La relación de Gonzalo con su padre se estaba regulando. Mientras dialogaban en la sala de la casa, Teo sentía que por primera vez vivía la experiencia de tener un hijo. Estaban hojeando recortes de viejos periódicos de la época de los arrestos nacionalistas. Meditaba sobre el sacrificio en la lucha política que impidió que se relacionara de forma cotidiana con su familia y lamentaba el no haber tenido la oportunidad de tener otro hijo. Para Teo vivir en una colonia requería establecer otras prioridades. La consecución de la independencia de la querida isla de las garras de un imperio que por más de cien años seguía pisoteándola consumió las mejores etapas de su existencia. Quería recuperar el tiempo perdido y la vida que le quedaba la quería compartir con la familia.

El gobierno federal con la Junta estaba interviniendo en cada una de las instancias de la administración pública de la colonia. El gobernador y el liderato legislativo lo sabían, por tanto, trabajaban para la próxima campaña electoral. Todos parecían promover las propias agendas políticas ofreciendo villas y castillos al pueblo con supuestas reformas contributivas, aumentos de salarios y bonos para los empleados públicos entre otras promesas que nunca se podrían cumplir bajo un gobierno en quiebra.

-“Si quitan las peleas de gallos participaré ilegalmente”- decía la Comisionada Residente para las gradas de su partido.

-No puedo entender cómo nuestro pueblo humillado y maltratado por una ley federal llamada PROMESA no se levantan a combatirla y a exigir el derecho inalienable a la libre determinación y la independencia por la soberanía de Puerto Rico. Sin embargo, los alcaldes de ambos partidos se levantan y convocan a manifestaciones multitudinarias contra el congreso americano por la eliminación de un plumazo de las peleas de gallos. Hasta el gobernador viajó a Washington a combatir la nueva ley- decía Teo.
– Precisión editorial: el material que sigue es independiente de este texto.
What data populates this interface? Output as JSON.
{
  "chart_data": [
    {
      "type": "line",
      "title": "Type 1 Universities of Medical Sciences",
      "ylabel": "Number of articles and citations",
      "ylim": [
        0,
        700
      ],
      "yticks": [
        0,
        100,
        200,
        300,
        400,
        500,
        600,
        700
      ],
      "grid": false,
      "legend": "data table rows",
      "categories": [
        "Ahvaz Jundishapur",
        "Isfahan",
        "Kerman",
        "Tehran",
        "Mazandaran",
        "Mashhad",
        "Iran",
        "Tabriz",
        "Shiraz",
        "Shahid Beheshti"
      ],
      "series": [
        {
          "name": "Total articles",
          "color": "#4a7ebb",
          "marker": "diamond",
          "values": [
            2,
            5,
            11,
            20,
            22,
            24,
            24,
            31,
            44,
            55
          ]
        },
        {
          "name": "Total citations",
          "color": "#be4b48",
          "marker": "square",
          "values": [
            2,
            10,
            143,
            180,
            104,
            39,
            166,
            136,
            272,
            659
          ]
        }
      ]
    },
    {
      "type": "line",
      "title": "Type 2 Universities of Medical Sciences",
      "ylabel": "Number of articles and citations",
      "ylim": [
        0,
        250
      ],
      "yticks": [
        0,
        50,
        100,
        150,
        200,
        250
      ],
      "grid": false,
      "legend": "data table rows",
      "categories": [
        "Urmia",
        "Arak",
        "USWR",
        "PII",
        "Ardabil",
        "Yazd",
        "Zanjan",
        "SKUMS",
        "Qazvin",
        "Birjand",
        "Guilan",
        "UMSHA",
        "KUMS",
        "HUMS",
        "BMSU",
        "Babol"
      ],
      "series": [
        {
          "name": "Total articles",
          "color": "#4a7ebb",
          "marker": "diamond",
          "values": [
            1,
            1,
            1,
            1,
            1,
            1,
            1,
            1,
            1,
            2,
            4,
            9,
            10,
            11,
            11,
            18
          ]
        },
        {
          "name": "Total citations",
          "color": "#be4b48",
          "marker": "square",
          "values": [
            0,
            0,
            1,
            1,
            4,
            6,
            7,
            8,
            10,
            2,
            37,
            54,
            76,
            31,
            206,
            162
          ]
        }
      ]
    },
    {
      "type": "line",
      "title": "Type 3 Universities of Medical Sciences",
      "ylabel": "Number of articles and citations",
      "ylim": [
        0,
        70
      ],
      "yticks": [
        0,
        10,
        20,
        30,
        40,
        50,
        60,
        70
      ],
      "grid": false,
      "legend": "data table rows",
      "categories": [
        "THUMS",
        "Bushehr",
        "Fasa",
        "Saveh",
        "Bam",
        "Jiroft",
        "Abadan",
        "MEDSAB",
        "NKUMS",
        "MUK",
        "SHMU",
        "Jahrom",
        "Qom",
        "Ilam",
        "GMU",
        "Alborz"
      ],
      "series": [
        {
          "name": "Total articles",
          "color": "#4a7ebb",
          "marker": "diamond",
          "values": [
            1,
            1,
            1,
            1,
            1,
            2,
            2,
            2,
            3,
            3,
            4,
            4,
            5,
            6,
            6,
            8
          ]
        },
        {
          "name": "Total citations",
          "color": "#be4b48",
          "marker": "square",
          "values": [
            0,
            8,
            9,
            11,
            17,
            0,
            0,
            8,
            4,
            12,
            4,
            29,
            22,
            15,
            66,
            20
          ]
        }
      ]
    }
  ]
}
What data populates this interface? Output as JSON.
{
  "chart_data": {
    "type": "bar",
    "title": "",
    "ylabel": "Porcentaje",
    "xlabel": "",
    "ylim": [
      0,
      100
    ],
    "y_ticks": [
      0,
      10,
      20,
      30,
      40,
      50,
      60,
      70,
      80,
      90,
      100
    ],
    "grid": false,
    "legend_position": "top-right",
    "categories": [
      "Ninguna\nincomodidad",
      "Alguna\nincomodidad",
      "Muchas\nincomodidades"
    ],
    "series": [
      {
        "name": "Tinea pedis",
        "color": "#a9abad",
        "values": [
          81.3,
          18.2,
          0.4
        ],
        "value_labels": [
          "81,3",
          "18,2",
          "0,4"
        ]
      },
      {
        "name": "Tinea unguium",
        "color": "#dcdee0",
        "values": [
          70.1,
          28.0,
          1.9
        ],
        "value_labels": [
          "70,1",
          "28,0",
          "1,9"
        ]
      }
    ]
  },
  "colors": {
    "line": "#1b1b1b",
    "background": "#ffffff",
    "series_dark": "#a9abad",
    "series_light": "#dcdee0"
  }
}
-He visto en mis largos años de todo. He sufrido cárcel por la libertad de mi patria. Pocas personas se unieron a nuestro sacrificio, pero unas peleas de gallos han unido a todos los sectores del pueblo. Pregona el gobierno federal que irá contra los que infrinjan la ley, y el gobernador promueve su ilegalidad. “Cosas veredes, amigo Sáncho” decían en la literatura-

La delicada condición de salud que atribulaba a Teo no le permitía dedicar el tiempo suficiente a las actividades de organización políticas como en otras épocas. Se estaba convirtiendo en un “viejo enfermo con los años contados más cerca del fin” como le decía a su esposa. La presencia de Gonzalo en estos momentos de su vida reivindicaba su fracaso como padre. El y Ricardo darían continuidad a la lucha por la libertad de la patria.

-¿Cómo le irá a Ricardo en Nueva York? Me dijo Zuleika que él ya no se comunica con ella. No quiero pensar que tenga nuevos amores. La lealtad en el amor es un precepto inquebrantable y no quiero pensar que Ricardo haya incumplido la promesa de amor que le hizo a esa muchacha.-concluyó Teo.